The clash between Wagner and his critics was a matter of poetry and dramatic music. It was not vital to the human race. The cause of Marx is one that is only now beginning to be understood and recognized by millions of men and women in all the countries of the earth. In his lifetime he issued a manifesto that has become a classic among economists. He organized the great International Association of Workmen, which set all Europe in a blaze and extended even to America. His great book, "Capital"—Das Kapital—which was not completed until the last years of his life, is read to-day by thousands as an almost sacred work.
Like Wagner and his Minna, the wife of Marx's youth clung to him through his utmost vicissitudes, denying herself the necessities of life so that he might not starve. In London, where he spent his latest days, he was secure from danger, yet still a sort of persecution seemed to follow him. For some time, nothing that he wrote could find a printer. Wherever he went, people looked at him askance. He and his six children lived upon the sum of five dollars a week, which was paid him by the New York Tribune, through the influence of the late Charles A. Dana. When his last child was born, and the mother's life was in serious danger, Marx complained that there was no cradle for the baby, and a little later that there was no coffin for its burial.

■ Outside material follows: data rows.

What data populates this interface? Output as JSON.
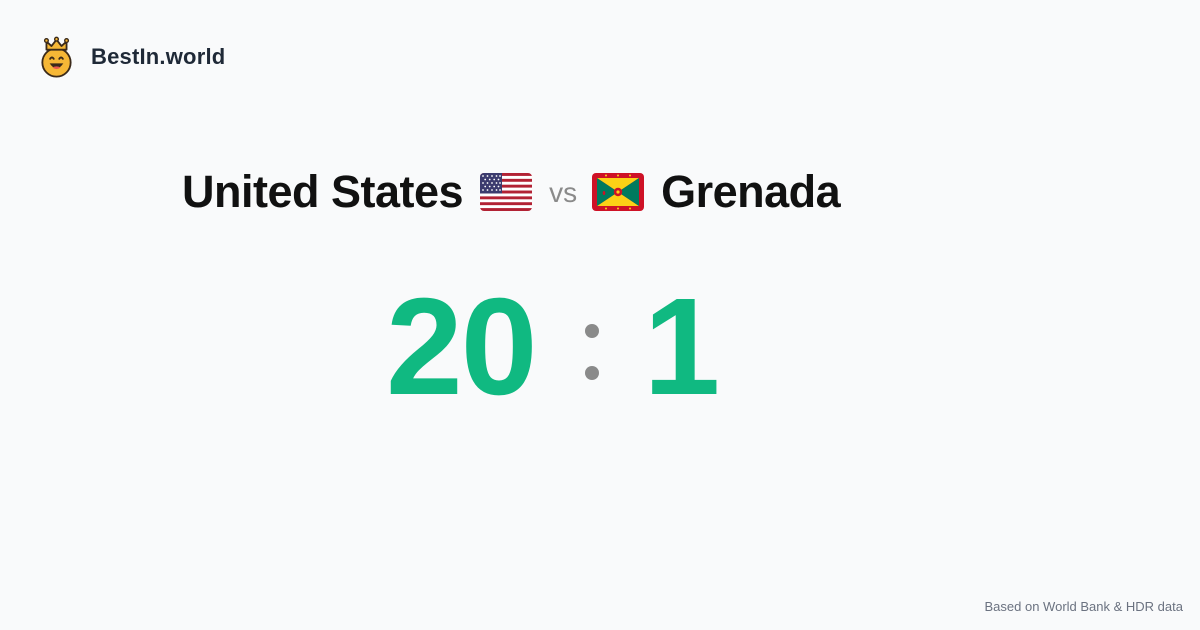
{
  "site": {
    "logo_icon": "crown-smiley-icon",
    "name": "BestIn.world"
  },
  "comparison": {
    "left": {
      "name": "United States",
      "flag_icon": "us-flag-icon"
    },
    "separator": "vs",
    "right": {
      "name": "Grenada",
      "flag_icon": "grenada-flag-icon"
    }
  },
  "score": {
    "left": "20",
    "right": "1",
    "color": "#10b981"
  },
  "footer": {
    "source": "Based on World Bank & HDR data"
  }
}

Marx had ceased to believe in marriage, despised the church, and cared nothing for government. Yet, unlike Wagner, he was true to the woman who had given up so much for him. He never sank to an artistic degeneracy. Though he rejected creeds, he was nevertheless a man of genuine religious feeling. Though he believed all present government to be an evil, he hoped to make it better, or rather he hoped to substitute for it a system by which all men might get an equal share of what it is right and just for them to have.
Such was Marx, and thus he lived and died. His wife, who had long been cut off from her relatives, died about a year before him. When she was buried, he stumbled and fell into her grave, and from that time until his own death he had no further interest in life.
He had been faithful to a woman and to a cause. That cause was so tremendous as to overwhelm him. In sixty years only the first great stirrings of it could be felt. Its teachings may end in nothing, but only a century or more of effort and of earnest striving can make it plain whether Karl Marx was a world-mover or a martyr to a cause that was destined to be lost.